The history of Anabaena and other cyanobacteria dates to the origins of life on Earth. The latest fossil records of cyanobacteria dated back to rocks over 3,500 years of age in Western Australia. Cyanobacteria are best known to the world as blue-green algae. Without organelles and distinct nuclei, they are more of a bacterium than an alga.

Prokaryotes are thought to be the oldest forms of life on Earth. Prokaryotes fed on carbon that was built up within the Earth’s oceans. Over time, organisms evolved to utilize the Sun’s energy to help them produce their own energy. Cyanobacteria like the Anabaena took it a step further by using water to aid in a process called photosynthesis.

Photosynthesis is the process of converting sunlight and carbon dioxide into usable sugars and oxygen as a byproduct. Thanks to this photosynthetic process, cyanobacteria like Anabaena are credited with producing oxygen in the Earth’s atmosphere that now allows for oxygen-metabolizing organisms like humans to exist.

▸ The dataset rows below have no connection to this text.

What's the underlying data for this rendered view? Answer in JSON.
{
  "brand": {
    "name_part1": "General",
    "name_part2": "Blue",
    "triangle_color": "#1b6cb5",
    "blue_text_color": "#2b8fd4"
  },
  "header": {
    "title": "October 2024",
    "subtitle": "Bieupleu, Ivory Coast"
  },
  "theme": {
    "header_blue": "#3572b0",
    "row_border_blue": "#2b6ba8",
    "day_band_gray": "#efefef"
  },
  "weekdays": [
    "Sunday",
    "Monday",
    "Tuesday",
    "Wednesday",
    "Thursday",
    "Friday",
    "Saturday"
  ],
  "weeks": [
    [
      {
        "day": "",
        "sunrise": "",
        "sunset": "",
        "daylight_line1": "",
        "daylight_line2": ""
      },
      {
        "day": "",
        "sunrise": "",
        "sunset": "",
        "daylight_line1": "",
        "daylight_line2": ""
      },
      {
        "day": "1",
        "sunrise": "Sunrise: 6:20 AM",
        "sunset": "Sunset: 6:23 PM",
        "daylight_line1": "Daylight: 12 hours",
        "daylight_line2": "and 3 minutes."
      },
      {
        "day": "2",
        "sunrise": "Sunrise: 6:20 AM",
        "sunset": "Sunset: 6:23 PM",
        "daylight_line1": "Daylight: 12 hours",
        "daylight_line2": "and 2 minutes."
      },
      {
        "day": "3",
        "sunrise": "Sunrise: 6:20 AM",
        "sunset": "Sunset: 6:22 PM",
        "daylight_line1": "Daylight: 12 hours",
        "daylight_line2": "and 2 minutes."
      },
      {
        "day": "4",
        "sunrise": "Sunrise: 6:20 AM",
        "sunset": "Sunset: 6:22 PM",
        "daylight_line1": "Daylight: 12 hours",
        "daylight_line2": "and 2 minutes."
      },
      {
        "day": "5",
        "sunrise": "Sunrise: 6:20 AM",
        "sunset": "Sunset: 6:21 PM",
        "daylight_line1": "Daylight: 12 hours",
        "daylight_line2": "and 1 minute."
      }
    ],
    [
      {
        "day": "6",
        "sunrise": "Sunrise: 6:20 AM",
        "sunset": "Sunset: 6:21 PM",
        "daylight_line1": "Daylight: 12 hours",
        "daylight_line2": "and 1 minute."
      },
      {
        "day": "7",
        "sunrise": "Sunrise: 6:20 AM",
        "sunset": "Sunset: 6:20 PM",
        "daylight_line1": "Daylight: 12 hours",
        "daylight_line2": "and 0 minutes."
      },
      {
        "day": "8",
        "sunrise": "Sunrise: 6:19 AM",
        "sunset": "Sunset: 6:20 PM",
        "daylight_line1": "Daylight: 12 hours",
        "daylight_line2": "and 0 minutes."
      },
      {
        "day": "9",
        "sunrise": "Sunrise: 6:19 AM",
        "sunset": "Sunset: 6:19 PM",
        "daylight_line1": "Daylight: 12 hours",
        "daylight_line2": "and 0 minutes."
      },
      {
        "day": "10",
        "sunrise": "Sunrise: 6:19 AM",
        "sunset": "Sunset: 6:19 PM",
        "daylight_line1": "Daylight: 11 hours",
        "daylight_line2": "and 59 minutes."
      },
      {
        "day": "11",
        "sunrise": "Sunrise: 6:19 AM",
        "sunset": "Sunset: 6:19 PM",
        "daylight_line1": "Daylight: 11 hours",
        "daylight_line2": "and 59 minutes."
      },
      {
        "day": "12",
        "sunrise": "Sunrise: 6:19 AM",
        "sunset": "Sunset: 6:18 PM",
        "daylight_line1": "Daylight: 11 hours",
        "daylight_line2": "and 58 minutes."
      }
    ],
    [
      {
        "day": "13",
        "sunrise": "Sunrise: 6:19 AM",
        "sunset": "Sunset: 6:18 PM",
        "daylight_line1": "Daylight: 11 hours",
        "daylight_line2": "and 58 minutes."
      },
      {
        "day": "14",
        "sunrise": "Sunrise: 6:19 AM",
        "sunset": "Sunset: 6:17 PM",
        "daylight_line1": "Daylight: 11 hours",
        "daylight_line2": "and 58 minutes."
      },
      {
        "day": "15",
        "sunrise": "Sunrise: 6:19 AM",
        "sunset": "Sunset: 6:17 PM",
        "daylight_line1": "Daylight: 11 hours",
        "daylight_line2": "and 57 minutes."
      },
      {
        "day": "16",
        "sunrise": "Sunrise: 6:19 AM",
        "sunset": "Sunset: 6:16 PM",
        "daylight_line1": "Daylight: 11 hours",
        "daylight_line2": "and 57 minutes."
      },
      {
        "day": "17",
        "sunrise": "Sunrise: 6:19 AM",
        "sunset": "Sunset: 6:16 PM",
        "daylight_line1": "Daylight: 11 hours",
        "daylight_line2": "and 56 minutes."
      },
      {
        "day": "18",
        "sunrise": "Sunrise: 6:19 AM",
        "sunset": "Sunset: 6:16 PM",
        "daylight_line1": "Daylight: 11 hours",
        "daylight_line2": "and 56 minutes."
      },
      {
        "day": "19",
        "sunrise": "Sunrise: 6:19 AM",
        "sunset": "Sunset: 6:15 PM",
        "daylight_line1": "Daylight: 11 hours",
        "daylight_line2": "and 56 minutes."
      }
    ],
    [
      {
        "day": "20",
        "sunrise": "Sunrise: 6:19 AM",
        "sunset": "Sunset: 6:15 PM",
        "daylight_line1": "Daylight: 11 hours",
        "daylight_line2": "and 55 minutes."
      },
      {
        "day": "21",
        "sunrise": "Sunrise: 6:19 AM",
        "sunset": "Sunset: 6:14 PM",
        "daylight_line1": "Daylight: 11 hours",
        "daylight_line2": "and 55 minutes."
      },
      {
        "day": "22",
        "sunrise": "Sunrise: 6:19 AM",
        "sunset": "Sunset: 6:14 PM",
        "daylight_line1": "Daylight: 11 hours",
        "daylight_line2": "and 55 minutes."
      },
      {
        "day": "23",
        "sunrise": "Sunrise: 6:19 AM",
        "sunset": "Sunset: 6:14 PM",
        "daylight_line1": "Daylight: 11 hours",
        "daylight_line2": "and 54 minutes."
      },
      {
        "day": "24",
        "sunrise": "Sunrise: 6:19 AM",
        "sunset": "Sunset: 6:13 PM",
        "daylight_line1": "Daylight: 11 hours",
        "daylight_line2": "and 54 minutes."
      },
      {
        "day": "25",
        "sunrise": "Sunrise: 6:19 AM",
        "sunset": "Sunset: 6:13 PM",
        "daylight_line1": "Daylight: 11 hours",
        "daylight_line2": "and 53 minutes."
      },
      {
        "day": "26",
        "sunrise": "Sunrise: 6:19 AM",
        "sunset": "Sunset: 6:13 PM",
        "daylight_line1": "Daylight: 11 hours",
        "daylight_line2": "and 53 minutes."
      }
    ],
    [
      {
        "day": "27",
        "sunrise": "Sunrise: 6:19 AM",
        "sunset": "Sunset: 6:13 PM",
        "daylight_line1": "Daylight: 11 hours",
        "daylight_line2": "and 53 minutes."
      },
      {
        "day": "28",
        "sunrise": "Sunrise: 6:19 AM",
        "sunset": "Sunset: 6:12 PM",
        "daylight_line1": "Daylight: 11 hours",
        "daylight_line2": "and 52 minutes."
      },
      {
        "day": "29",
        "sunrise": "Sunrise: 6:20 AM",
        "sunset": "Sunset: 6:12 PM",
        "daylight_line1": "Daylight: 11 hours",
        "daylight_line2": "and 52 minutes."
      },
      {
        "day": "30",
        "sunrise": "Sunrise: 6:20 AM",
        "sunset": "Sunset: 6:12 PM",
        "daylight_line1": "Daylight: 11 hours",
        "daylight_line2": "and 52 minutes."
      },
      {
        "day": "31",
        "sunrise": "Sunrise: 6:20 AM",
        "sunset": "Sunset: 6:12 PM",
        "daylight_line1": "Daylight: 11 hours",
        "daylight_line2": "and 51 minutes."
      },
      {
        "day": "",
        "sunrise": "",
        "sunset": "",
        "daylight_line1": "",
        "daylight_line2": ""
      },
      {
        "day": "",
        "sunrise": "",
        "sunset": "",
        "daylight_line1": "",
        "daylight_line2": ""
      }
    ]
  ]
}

Cyanobacteria gave us more than just the oxygen that we depend on to survive but are also credited with forming a symbiotic relationship with prokaryotes that resulted in the formation of eukaryotic cells. It’s theorized that a bacterium like cyanobacteria was engulfed by another and that the smaller of the two persisted within. The relationship was beneficial to both organisms and over time they evolved into the complex eukaryotic cells that we are familiar with today.